Accountants follow the accrual basis in measuring income and expenses. However,
some users are particularly interested in the cash transactions of the company; hence
the need to present a Statement of Cash Flows.
Explanation and Pointers
1. Statement of Cash Flows presents the inflows and outflows of cash in the different
activities of the business, the net increase or decrease in cash, and the resulting cash
balance at the end of the period. Cash inflows refer to receipts of cash while cash
outflows to payments or disbursements.
2. Cash inflows and outflows are classified in three activities: operating, investing, and
financing.
Operating activities refer to the main operations of the company such as rendering of
professional services, acquisition of inventories and supplies, selling of inventories for
merchandising and manufacturing concerns, collection of accounts, payment of
accounts to suppliers, and others. Generally, operating activities refer to those that
involve current assets and current liabilities.
Investing activities may be summed up as: "where the company puts its money for longterm purposes", such as acquisition of property, plant and equipment; and investment in
long-term securities. Selling these properties are also considered investing activities. In
general, investing activities include transactions that involve non-current assets.

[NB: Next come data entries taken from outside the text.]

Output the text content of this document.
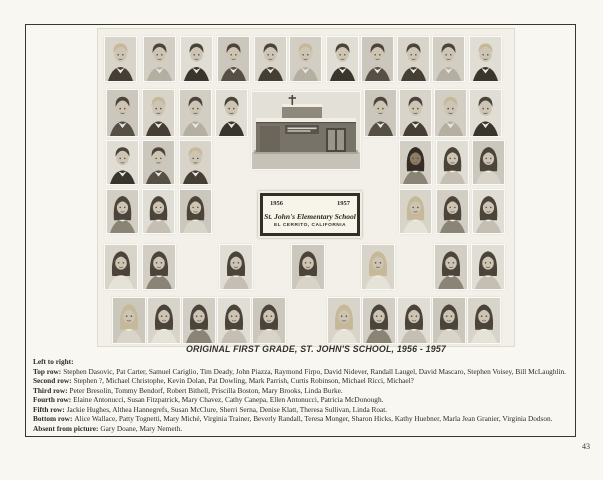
1956	1957
St. John's Elementary School
EL CERRITO, CALIFORNIA
ORIGINAL FIRST GRADE, ST. JOHN'S SCHOOL, 1956 - 1957
Left to right:
Top row: Stephen Dasovic, Pat Carter, Samuel Cariglio, Tim Deady, John Piazza, Raymond Firpo, David Nidever, Randall Laugel, David Mascaro, Stephen Voisey, Bill McLaughlin.
Second row: Stephen ?, Michael Christophe, Kevin Dolan, Pat Dowling, Mark Parrish, Curtis Robinson, Michael Ricci, Michael?
Third row: Peter Bresolin, Tommy Bendorf, Robert Bithell, Priscilla Boston, Mary Brooks, Linda Burke.
Fourth row: Elaine Antonucci, Susan Fitzpatrick, Mary Chavez, Cathy Canepa, Ellen Antonucci, Patricia McDonough.
Fifth row: Jackie Hughes, Althea Hannegrefs, Susan McClure, Sherri Serna, Denise Klatt, Theresa Sullivan, Linda Roat.
Bottom row: Alice Wallace, Patty Tognetti, Mary Miché, Virginia Trainer, Beverly Randall, Teresa Monger, Sharon Hicks, Kathy Huebner, Marla Jean Granier, Virginia Dodson.
Absent from picture: Gary Doane, Mary Nemeth.
43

Financing activities refer to: "where the company gets its funds", such as investment of
the owner/s, and cash proceeds from bank loan and other long-term payables. The
payment of such items (i.e. withdrawal of owner/s and payment of loans) are also
financing activities. Generally, financing activities include those that affect non-current
liabilities and capital.
3. All inflows are presented in positive figures while all outflows in negative (in
parentheses).
4. After inflows and outflows are presented, the net increase or decrease in cash is
computed. Then it is added to the beginning balance of cash to get the balance at the
end. Easy, right? In simple sense, this report presents the cash balance at the
beginning of the period, the changes during the period, and the resulting balance at
the end of the period.
5. Notice that the cash balance at the end, $ 21,000, is the same as the cash balance
presented in the company's Balance Sheet.